It has been a few years since I completed Core Role 3 on Advice and Consultation. Initially I struggled to recall some of the exact details of the work I did to demonstrate competency in this area. I then realised that the skills from this Core Role are applied daily and over time these have become par for the course, an integral part of what I do and how I.
This Core Role focuses on how you advise and guide the work of others. This is not necessarily just students or other trainees, but includes colleagues, peers and even more senior persons. Fundamentally, one of the roles of a psychologist is to provide their expert advice to others. Very specifically, as a psychologist you cannot simply offer advice in any area of psychology. Ethically, we are each bound to work only within our particular remit, so if forensics is your area, then your remit will be within areas directly related to offending behaviour, risk and rehabilitation.
Gaining expertise is part of a person's natural training journey. However in psychology there is an extra layer of depth. We may, through training and experience, come to know know a good deal about a particular type of offender. However, to simply give advice based on "top of the head" information would run the risk of offering incorrect information and, as a consequence, could lead to harm to a patient or prisoner. As we know, research and policy are changing all the time, and as a psychologist you need to be able to give the most up to date, relevant and quality information. Everything needs thought, reflection and advice based on thorough research whose application is fully justified to the case in question.
The skills that assessors are looking for in this Core Role are derived from your decisions you make on whether the requests you receive for your psychological knowledge are appropriate for you to respond to and how you make these decisions and your subsequent response. Assessors then want to see how you review all the relevant information; literature, psychological theory, policy, guidelines and so on, to provide the best possible advice. They will also want to see how you deal with requests that are not appropriate, how and why you decide what these are, and how you manage the subsequent feedback and those professional relationships that these decisions impact.
Areas which are key to this Core Role are demonstrating how you can advise on policy and how you provide psychological information in high pressure situations, such as courts or parole board hearings. With policy advice, part of this challenge will be finding the need for this in your placement. This issue can be quite challenging but your supervisor and your registrar can help with ideas on how best to do this to meet the criteria for this Core Role. With courts or parole board hearings, not everyone will have this opportunity so finding forums where you are the "expert" and will need to defend your psychological knowledge in a similar way will be vital. To do this, you will need to review the literature for skills in delivering information to the parole board and demonstrate how you have learnt these skills and applied them to your particular forum. Again, this is an area that your registrar and supervisor can help you think through.

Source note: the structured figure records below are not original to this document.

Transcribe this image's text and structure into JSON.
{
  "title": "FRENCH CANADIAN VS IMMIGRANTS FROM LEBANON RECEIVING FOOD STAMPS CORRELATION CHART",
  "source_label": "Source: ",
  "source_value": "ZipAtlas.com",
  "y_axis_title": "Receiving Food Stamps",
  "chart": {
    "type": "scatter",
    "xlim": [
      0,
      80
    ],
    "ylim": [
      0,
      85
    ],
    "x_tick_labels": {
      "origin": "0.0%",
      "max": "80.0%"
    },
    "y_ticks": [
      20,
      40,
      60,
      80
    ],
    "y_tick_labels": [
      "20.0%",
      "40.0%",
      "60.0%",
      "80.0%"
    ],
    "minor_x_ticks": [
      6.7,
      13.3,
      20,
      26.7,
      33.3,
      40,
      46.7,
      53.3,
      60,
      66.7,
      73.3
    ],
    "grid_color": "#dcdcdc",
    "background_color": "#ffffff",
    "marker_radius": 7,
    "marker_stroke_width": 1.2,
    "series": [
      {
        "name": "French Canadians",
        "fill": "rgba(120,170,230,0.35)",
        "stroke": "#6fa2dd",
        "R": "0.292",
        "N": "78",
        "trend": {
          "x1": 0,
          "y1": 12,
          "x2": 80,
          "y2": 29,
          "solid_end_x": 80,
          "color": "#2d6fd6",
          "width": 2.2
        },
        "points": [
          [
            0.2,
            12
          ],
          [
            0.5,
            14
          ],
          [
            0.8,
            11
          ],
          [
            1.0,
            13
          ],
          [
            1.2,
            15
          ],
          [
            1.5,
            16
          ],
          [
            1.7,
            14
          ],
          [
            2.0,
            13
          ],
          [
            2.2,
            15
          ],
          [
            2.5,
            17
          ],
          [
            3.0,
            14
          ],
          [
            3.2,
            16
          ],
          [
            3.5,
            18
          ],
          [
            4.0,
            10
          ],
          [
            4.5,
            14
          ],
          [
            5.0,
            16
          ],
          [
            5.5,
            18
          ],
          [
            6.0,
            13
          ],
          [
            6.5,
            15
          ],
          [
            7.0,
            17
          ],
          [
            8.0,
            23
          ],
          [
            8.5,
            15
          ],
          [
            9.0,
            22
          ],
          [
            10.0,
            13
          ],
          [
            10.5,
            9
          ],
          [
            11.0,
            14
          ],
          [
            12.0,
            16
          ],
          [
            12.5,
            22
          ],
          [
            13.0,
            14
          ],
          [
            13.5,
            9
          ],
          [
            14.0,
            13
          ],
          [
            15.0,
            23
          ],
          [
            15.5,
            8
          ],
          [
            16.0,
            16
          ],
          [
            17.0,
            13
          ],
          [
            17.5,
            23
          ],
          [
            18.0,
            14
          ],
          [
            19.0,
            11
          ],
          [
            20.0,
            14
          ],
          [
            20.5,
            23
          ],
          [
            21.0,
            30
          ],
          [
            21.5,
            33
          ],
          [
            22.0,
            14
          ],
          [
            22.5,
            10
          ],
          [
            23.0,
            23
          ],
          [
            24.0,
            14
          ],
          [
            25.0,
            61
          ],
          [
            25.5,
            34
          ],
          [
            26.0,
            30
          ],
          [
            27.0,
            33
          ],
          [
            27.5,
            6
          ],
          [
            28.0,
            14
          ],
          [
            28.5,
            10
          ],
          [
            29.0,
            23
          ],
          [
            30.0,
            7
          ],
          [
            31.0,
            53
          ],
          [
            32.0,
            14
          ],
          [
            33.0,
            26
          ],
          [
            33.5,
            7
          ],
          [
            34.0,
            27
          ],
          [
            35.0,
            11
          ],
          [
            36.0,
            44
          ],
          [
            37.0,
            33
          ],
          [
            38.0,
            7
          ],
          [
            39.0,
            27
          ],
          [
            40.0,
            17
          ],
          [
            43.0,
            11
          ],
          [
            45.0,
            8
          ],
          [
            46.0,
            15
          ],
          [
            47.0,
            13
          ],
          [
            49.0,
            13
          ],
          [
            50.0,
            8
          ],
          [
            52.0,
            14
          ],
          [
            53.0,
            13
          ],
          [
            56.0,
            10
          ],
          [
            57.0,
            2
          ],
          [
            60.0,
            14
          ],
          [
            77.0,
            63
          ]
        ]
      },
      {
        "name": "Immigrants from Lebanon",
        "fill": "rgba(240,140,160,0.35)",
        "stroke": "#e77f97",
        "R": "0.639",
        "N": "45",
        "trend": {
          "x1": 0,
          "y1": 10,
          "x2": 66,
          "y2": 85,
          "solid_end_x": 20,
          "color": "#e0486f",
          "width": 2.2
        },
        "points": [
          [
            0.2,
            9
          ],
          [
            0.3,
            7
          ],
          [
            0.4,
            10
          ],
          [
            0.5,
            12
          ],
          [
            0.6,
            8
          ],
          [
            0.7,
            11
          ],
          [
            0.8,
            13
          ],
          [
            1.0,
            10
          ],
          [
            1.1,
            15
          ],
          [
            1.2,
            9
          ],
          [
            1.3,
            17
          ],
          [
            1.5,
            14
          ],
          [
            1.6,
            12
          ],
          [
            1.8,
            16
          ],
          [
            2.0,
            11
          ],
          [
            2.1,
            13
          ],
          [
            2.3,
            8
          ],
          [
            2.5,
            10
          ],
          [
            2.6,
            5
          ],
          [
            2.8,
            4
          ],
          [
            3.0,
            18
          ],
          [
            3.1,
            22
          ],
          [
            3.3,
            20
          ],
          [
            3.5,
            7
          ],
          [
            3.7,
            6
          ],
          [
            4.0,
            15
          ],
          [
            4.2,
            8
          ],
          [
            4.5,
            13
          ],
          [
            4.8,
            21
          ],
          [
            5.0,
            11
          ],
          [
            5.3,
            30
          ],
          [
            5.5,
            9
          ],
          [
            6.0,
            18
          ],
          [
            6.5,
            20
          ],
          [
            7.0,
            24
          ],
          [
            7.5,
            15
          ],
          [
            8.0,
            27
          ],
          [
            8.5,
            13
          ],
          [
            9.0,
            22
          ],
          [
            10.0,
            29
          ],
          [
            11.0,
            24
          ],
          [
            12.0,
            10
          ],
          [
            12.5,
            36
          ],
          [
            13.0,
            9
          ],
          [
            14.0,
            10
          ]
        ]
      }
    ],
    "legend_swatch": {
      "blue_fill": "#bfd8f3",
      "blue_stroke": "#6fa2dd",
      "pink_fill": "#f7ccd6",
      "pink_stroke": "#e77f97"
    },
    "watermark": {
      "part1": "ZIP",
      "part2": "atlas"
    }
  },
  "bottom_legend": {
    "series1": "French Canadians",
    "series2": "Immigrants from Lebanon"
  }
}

As with all the Core Roles, showing a clear link between literature and psychological evidence and then action is important. But in this case you also need to show how evidence helps you think ethically about the advice you give, how you decide what to respond to, what information to provide within confidentiality limits, how you deliver the information and how you evaluate how the information was received and acted upon, both the good and the bad. Your skills in evaluation, decision-making and application are key.